This is brilliant, I'm sat down with sixty thousand words of previous writing without panicking / crying / or tearing of pages. I have written out a synopsis and chapter headings, and now I'm working through each chapter. What do we learn about the characters? What plot needs to be carried through each chapter? What conflicts and tension are present, and does that tension increase? What do we learn about the story world? Well, I'm trying to answer those questions, anyway.
I anticipate dividing the chapters up into scenes in the same way, then work on those scenes before writing the actual rewrite, using the ideas (but not necessarily the words) that I had before. My main characters have come into focus. The main scary moment has to be moved from the middle of the book towards the end, where it can be part of the main conflict. I need to find minor spookies to build up the threat to my main characters.

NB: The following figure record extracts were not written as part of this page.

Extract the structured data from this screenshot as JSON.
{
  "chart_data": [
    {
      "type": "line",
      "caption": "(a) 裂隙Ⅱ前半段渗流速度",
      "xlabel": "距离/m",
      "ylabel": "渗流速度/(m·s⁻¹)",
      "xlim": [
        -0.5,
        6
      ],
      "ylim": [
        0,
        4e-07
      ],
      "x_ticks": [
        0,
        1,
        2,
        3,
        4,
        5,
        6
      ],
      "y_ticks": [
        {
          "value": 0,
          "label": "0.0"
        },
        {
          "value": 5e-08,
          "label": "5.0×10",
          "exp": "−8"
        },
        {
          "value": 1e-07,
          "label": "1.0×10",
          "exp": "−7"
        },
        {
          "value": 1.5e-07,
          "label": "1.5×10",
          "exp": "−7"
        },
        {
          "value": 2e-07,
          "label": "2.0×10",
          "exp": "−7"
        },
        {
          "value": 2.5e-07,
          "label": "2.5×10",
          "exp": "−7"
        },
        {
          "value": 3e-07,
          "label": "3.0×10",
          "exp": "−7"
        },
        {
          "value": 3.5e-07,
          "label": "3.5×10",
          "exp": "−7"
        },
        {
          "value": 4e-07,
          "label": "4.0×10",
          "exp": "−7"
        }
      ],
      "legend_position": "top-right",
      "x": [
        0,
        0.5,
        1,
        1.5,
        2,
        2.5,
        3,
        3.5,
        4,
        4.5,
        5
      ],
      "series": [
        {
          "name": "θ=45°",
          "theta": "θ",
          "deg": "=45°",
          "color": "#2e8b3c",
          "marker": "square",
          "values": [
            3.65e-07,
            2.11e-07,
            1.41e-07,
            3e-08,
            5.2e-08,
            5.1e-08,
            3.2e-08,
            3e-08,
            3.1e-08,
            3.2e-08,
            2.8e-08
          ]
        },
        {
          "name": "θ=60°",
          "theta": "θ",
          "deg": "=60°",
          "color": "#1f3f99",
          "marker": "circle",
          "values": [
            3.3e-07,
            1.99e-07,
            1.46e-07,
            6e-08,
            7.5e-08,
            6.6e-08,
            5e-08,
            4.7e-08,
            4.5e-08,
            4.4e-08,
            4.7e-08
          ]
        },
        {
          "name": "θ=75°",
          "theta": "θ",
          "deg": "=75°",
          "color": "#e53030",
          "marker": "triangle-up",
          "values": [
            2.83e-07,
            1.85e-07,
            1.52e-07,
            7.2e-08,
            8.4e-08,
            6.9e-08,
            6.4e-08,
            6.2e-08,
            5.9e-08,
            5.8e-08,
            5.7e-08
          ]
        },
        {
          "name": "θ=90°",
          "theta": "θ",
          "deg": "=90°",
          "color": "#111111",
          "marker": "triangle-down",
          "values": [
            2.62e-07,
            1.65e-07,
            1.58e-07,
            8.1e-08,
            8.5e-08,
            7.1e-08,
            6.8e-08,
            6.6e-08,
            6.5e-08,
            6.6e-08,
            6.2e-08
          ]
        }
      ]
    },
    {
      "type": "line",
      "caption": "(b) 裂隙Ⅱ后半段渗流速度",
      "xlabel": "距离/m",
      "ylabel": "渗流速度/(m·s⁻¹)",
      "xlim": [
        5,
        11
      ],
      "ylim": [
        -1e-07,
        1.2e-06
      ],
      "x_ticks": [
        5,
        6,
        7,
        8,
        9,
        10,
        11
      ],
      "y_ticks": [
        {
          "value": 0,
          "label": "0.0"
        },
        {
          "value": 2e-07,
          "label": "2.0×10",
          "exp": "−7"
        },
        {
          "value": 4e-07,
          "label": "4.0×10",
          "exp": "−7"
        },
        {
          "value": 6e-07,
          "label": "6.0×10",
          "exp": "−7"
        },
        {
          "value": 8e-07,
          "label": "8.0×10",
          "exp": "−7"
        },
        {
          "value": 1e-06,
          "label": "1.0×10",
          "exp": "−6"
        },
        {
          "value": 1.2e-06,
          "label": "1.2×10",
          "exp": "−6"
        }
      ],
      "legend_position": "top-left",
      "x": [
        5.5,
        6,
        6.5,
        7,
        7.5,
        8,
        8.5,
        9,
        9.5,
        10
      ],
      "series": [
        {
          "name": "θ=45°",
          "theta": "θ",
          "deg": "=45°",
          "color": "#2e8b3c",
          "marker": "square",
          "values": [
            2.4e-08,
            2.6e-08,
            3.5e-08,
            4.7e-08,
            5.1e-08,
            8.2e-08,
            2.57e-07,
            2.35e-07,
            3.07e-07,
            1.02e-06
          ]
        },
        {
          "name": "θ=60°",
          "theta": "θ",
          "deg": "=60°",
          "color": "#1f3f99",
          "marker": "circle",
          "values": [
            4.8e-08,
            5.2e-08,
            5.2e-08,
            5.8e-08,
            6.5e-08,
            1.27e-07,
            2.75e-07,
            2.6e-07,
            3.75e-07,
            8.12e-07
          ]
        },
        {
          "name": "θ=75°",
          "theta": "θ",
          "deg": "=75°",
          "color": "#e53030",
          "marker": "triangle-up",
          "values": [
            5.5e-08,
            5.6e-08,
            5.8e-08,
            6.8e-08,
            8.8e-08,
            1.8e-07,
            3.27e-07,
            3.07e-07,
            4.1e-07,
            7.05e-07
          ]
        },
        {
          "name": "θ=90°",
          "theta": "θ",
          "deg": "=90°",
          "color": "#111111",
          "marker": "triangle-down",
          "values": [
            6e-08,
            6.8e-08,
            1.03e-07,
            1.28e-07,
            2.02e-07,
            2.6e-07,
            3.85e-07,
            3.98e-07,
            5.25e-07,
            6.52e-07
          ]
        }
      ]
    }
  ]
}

I've been looking at story structure in my books (Joseph Campbell's monomyth and Vladimir Propp's formalist analysis of folk tales). Me, looking at structure! My principal character is now the one point of view narrator, rather than the narration being all over the show. My teenage second character is less whiny, more consistent as a bit of a heroine. There are less incidental characters, and I've brought in a character from another book, who is fun to write. I'm trying to map my prospective structure into some sort of suggested structure from these two theories, because it does make me think in terms of what works. In many ways, the story is that of a fairy tale, with baddies and goodies and a couple of more ambivalent characters along the way. I'm also looking at Bell's book Plot and Structure. When I get stuck I'm going to have a look at the bigger project, the more serious novel. I'm enjoying writing again.